当初宁次下落不明,日向日足也或多或少地产生几分愧疚,只不过那一点愧疚早就在多年岁月流逝中被洗刷得不剩下多少,就如同他对自己弟弟的愧疚,这样的感情本身就是消耗品,而且身居日向家这一环境内,在周围人的影响下,在潜移默化之中,无论是日向日足还是别的本家族人最后都会变成理所当然的上位者。
宁次抬起头,唇角浮现出似笑非笑的笑容,他说:“是啊,我没死,而且我很希望能够与你交手。”
“什么?”站在日向日足身边的那几个本家长老顿时出声,原先他们还在暗中观望现在到底是什么情况,但是一听到日向宁次那么说,他们就能够确定他不是来归顺本家,而是来挑衅的。
“日向宁次,你身为分家族人这是你对本家家主说话的态度!?”那个本家长老还要再说些别的什么,但是被日向日足用眼神示意暂时不要那么说,日向日足又将目光放在日向宁次身上,因为他站在长廊上,从他的视角看去就像是在居高临下地俯视日向宁次,这也在无形之中表明了本家对分家的态度。
日向日足叹息一声,“当年的事情我很抱歉,我也不知道你这些年都经历了什么,但既然你这次回到了这里,那么日向家还会再接纳你的,当然,前提是你得要抛下对本家的仇恨。”
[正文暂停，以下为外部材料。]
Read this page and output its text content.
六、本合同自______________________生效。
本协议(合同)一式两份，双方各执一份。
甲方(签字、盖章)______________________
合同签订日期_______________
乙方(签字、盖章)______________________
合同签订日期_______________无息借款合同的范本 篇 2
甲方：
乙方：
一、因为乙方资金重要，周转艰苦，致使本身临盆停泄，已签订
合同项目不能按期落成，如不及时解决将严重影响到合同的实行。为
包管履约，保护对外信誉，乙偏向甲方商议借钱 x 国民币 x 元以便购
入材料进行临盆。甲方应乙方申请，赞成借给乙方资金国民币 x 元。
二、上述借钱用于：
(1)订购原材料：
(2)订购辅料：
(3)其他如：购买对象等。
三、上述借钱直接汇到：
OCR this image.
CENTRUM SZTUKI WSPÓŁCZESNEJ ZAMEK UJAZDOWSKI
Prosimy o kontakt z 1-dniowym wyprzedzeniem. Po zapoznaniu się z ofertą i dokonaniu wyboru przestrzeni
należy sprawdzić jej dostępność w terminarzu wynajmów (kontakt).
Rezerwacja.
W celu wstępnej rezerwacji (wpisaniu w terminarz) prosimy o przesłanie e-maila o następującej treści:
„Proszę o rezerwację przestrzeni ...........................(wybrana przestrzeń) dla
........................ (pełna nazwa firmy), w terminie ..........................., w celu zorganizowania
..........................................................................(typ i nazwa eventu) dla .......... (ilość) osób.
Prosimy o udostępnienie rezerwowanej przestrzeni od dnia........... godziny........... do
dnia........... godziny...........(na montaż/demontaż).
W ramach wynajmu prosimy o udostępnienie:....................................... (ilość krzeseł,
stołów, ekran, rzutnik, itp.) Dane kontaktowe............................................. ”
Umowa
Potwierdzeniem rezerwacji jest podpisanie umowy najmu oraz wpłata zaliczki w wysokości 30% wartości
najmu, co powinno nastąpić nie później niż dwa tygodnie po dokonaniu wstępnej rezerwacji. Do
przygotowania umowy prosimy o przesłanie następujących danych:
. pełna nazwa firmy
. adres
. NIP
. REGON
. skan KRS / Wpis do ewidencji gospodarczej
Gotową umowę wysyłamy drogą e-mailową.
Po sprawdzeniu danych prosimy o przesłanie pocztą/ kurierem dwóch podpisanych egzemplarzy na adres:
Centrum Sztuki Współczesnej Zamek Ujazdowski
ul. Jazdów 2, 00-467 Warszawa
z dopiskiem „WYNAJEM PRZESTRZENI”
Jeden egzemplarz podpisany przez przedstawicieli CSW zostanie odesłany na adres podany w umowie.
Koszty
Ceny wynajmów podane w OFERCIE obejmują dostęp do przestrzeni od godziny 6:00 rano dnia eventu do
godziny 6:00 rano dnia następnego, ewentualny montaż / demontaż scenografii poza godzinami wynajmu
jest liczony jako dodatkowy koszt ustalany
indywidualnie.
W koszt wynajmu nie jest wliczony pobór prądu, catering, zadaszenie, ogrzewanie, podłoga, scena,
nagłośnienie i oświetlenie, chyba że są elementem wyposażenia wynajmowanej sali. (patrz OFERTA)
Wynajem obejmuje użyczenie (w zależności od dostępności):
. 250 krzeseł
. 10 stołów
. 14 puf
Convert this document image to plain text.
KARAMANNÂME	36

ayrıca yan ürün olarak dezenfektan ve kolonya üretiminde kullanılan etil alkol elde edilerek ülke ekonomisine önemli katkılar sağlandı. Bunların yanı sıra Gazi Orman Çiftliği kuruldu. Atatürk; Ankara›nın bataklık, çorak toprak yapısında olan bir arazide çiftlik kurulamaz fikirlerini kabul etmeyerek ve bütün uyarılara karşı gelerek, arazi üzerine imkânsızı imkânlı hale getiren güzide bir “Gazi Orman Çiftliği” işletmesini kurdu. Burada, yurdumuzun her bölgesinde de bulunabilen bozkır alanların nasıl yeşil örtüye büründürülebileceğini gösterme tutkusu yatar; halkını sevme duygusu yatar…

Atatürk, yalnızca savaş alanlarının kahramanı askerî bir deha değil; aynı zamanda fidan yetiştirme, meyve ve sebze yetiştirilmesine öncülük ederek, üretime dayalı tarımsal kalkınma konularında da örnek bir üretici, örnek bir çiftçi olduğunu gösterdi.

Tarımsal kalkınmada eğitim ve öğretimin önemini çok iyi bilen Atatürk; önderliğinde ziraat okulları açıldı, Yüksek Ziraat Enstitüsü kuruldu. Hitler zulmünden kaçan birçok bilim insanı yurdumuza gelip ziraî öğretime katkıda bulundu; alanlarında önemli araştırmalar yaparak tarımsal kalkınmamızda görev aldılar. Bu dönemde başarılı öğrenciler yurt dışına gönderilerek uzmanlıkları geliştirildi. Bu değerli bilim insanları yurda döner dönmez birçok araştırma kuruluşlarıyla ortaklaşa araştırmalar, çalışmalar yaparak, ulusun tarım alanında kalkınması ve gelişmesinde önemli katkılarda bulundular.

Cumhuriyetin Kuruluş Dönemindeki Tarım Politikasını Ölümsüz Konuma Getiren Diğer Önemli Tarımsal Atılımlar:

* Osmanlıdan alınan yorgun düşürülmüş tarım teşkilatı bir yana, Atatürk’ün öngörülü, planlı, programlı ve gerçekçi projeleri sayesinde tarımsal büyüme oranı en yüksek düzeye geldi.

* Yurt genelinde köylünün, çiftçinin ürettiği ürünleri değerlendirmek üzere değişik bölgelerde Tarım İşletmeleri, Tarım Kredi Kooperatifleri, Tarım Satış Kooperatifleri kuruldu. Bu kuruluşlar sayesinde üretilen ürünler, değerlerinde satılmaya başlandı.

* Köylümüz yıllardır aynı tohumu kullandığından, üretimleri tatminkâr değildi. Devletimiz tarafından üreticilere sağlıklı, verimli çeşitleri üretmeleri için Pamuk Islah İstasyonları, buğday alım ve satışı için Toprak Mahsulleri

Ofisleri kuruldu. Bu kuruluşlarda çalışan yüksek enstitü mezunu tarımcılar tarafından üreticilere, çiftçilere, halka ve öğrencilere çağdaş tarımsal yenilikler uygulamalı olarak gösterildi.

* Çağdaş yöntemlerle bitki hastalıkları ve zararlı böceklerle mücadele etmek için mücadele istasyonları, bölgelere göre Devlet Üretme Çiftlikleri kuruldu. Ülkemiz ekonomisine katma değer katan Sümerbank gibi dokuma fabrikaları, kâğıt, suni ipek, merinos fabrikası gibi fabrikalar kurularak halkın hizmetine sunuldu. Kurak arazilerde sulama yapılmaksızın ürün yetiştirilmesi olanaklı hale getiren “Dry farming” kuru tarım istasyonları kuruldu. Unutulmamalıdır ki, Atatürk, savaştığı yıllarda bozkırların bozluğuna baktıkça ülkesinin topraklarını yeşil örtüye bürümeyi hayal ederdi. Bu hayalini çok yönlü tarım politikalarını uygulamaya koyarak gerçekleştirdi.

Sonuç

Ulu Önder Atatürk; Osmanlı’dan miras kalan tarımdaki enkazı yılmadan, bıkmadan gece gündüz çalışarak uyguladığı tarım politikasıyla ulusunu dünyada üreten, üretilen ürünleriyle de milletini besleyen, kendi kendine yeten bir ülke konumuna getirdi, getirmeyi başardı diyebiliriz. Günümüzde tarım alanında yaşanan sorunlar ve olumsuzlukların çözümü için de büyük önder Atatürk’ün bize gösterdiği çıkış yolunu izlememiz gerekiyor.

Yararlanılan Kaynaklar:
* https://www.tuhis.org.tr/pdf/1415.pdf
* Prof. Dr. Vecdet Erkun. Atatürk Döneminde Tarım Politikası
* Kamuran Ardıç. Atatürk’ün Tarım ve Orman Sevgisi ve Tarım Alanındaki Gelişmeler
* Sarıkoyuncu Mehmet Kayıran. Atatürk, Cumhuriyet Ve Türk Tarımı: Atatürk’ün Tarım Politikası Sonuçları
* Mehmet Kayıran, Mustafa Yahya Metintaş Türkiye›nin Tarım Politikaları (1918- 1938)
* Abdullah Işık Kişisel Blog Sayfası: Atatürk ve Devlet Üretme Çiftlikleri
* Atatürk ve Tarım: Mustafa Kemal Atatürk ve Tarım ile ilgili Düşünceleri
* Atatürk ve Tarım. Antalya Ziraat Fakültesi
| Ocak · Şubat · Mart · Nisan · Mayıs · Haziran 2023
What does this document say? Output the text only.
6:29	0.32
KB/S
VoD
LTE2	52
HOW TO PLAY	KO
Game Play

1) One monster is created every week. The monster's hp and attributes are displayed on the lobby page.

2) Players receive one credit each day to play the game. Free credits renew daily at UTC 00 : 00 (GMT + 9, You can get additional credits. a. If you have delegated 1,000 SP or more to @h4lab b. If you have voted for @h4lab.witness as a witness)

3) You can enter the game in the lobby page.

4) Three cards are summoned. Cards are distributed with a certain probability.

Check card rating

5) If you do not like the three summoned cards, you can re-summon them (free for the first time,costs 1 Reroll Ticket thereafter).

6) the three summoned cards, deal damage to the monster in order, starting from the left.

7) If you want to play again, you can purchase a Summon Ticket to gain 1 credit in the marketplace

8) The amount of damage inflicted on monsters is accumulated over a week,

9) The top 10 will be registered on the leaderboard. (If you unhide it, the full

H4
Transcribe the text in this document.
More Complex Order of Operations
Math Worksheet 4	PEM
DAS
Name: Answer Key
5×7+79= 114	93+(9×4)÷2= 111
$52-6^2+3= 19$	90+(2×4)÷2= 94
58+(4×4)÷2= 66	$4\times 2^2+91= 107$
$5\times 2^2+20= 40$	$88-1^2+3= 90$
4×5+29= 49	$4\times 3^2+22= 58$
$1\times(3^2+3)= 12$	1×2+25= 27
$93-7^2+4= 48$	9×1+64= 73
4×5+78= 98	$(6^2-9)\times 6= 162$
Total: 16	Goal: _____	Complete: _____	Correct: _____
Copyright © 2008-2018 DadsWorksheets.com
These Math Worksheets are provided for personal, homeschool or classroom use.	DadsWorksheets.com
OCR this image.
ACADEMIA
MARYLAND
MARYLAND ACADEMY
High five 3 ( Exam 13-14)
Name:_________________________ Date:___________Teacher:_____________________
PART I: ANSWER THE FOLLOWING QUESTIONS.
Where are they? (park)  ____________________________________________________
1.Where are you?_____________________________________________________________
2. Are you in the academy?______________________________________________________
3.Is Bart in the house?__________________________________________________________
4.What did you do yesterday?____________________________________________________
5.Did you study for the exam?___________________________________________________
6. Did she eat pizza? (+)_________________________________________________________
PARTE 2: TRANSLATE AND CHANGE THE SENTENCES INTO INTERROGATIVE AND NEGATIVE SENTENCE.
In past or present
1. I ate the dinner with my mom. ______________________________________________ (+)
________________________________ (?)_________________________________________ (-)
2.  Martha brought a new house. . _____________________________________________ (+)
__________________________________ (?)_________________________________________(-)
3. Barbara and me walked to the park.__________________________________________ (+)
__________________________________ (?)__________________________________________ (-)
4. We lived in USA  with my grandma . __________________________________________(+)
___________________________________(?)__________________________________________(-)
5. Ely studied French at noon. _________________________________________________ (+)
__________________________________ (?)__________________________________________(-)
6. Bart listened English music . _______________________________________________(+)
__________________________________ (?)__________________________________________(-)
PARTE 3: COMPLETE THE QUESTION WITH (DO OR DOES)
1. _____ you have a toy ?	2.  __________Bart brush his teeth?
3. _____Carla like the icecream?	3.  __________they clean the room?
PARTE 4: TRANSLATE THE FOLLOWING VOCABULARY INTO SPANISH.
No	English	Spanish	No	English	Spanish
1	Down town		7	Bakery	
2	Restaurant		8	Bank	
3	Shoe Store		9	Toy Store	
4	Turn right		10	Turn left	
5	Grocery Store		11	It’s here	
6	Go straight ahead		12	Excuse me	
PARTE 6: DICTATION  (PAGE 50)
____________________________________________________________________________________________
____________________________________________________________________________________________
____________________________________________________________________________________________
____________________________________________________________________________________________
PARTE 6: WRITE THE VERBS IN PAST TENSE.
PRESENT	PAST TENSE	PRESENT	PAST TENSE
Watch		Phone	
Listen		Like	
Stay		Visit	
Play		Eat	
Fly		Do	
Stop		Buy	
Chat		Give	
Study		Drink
仇恨这种东西是说抛下就能抛下的吗?一直在围观的你听到日向日足那么说就忍不住扯了扯嘴角,心说他们日向本家的人还是深谙pua的技巧,一张嘴就是各种打压和精神控制,如果宁次不是在外面的世界长大的,如果他在这样的环境中生活了十多年,就算他的内心再怎么向往自由也会被规训得失去反抗的勇气的吧。
看到这里你的拳头又想要往那几个本家老登脸上招呼了,但是宁次却说:“别那么做。”
你清楚地知道他是在对你说话,但在场的其他日向族人不知道,他们只当做宁次这是在反驳本家的家主,这反倒是让那些个本家长老找到了机会,一个劲地说:“那么你的意思是不愿意归顺日向家吗?那你来到这里的目的又是什么?”
还能是什么呢,当然就是来砸场子的呗,你在心里那么想。
“我是为了改变本家与分家的制度才来到这里的。”
“你想要改变笼中鸟制度?”日向日足缓慢地问道,他似乎在宁次脸上看到了自己弟弟的身影,他的弟弟曾经跪下恳请自己推迟一两年再给他的儿子打上咒印,但是那个时候的他没有答应,此刻他的儿子又站在他面前,一字一顿地说着要推翻笼中鸟制度。
这是无法做到的,日向日足在心里想,在日向家漫长的历史中难道就没有出现过像日向宁次那样的反抗者吗?大概率是有的,只不过那一次又一次的反抗最终都以失败告终,所以渐渐地,就没有人再会有反抗的心思了。
所以当反抗者再一次出现,在场的无论是本家族人还是分家族人,都认为这是不可能发生的事情。
就连日向日足也说:“你这次能够回来你的父亲肯定也会很高兴的,你的父亲已经失去你太久,我不希望你再次出现就是给他丢脸来的。”
他的反抗会让他的父亲颜面尽失吗?不,如果他什么都不做的话,这只能说明他是个无用的怯懦者,他说:“我的所作所为都只代表我自己。”言下之意就是别拿他的父亲来企图控制他。
眼看宁次没有被自己说服,日向日足说:“你虽然是天才,但是……”
“够了,那就和我切磋一场,我也想要看看所谓的本家家主到底是什么水平,您就当是赐教了吧,又或者说,您是害怕了吗?”话语间,宁次抬起头直视日向日足的双眼。
日向日足长久地凝视着宁次,最后他平静地说:“好。”
在众人的注视下,日向日足和宁次前往日向家专属的训练场,你凑在宁次身边和他说悄悄话,“到时候你可千万别和他客气,必要时刻就给我打暗号,我肯定会帮你的。”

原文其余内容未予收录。